Northern Bank downgrades economic forecast for Northern Ireland
Northern Bank has downgraded its 2012 economic forecasts for Northern Ireland.
They now think the local economy will grow by just 0.1% over the rest of this year.
Previously, they had thought that it would grow 0.3%, but after a particularly difficult few months they have revised that idea.
Northern Bank's chief economist Angela McGowan said that the European debt crisis was the biggest drag on growth.
However, she said the impact of the European downturn on Northern Ireland would not be as bad as elsewhere in the UK.
She said: "This is simply because Northern Ireland's private sector is small and its export base limited."
The most recent quarter has seen the UK economy as a whole shrink much more than expected.
Gross Domestic Product (GDP) fell by 0.7% in figures for economic output in the second quarter of 2012.

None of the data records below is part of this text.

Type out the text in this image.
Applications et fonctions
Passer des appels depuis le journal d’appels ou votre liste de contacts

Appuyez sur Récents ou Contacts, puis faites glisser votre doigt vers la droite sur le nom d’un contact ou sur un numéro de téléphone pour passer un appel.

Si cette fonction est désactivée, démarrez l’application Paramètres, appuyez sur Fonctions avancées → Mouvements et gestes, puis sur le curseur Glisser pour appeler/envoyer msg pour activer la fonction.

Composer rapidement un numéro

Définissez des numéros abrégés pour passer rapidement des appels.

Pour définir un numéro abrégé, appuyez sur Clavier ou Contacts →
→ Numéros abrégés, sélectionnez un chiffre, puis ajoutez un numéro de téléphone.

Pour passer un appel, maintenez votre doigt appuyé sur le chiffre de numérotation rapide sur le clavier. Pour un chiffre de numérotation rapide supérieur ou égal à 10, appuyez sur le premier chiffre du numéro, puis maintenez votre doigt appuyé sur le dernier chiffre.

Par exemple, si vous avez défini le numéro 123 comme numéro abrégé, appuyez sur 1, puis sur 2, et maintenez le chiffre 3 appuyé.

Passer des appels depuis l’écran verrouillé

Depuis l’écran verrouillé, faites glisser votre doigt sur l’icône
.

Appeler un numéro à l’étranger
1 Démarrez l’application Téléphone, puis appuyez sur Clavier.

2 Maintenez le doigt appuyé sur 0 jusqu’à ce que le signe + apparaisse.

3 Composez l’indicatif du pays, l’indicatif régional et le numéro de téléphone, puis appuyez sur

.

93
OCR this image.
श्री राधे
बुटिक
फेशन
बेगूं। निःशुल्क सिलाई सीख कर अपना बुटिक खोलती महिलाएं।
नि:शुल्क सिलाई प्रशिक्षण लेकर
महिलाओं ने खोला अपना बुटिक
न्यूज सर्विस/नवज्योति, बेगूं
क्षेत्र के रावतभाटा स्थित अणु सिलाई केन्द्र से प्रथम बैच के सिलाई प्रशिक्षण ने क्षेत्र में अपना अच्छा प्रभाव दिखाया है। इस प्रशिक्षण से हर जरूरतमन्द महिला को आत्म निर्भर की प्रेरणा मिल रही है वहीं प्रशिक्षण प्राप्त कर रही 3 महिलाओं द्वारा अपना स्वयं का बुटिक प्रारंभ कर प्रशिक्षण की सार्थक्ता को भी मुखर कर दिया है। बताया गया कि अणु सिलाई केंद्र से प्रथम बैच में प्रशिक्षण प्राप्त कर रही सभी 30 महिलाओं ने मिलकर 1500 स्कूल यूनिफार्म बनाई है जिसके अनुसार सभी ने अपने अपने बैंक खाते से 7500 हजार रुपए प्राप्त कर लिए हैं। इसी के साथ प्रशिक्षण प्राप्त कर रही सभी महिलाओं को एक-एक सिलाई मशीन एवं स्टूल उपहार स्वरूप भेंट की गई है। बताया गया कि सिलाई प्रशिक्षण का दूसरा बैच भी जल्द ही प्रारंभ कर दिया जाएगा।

That means we are into a third quarter of the second dip of this recession, which has naturally impacted Northern Bank's forecast.
Ray of light
Perhaps unsurprisingly, things are worst in Northern Ireland's construction sector, which the bank predicts will contract 2.58%, but other sectors such as IT, arts and entertainment, agriculture, and hospitality are faring better.
One ray of light is that as inflation falls back, people will have more disposable income.
However, Ms McGowan thinks that depending on domestic markets is still a risky strategy.
"Although conditions are difficult, significant export opportunities still exist in emerging markets," she said.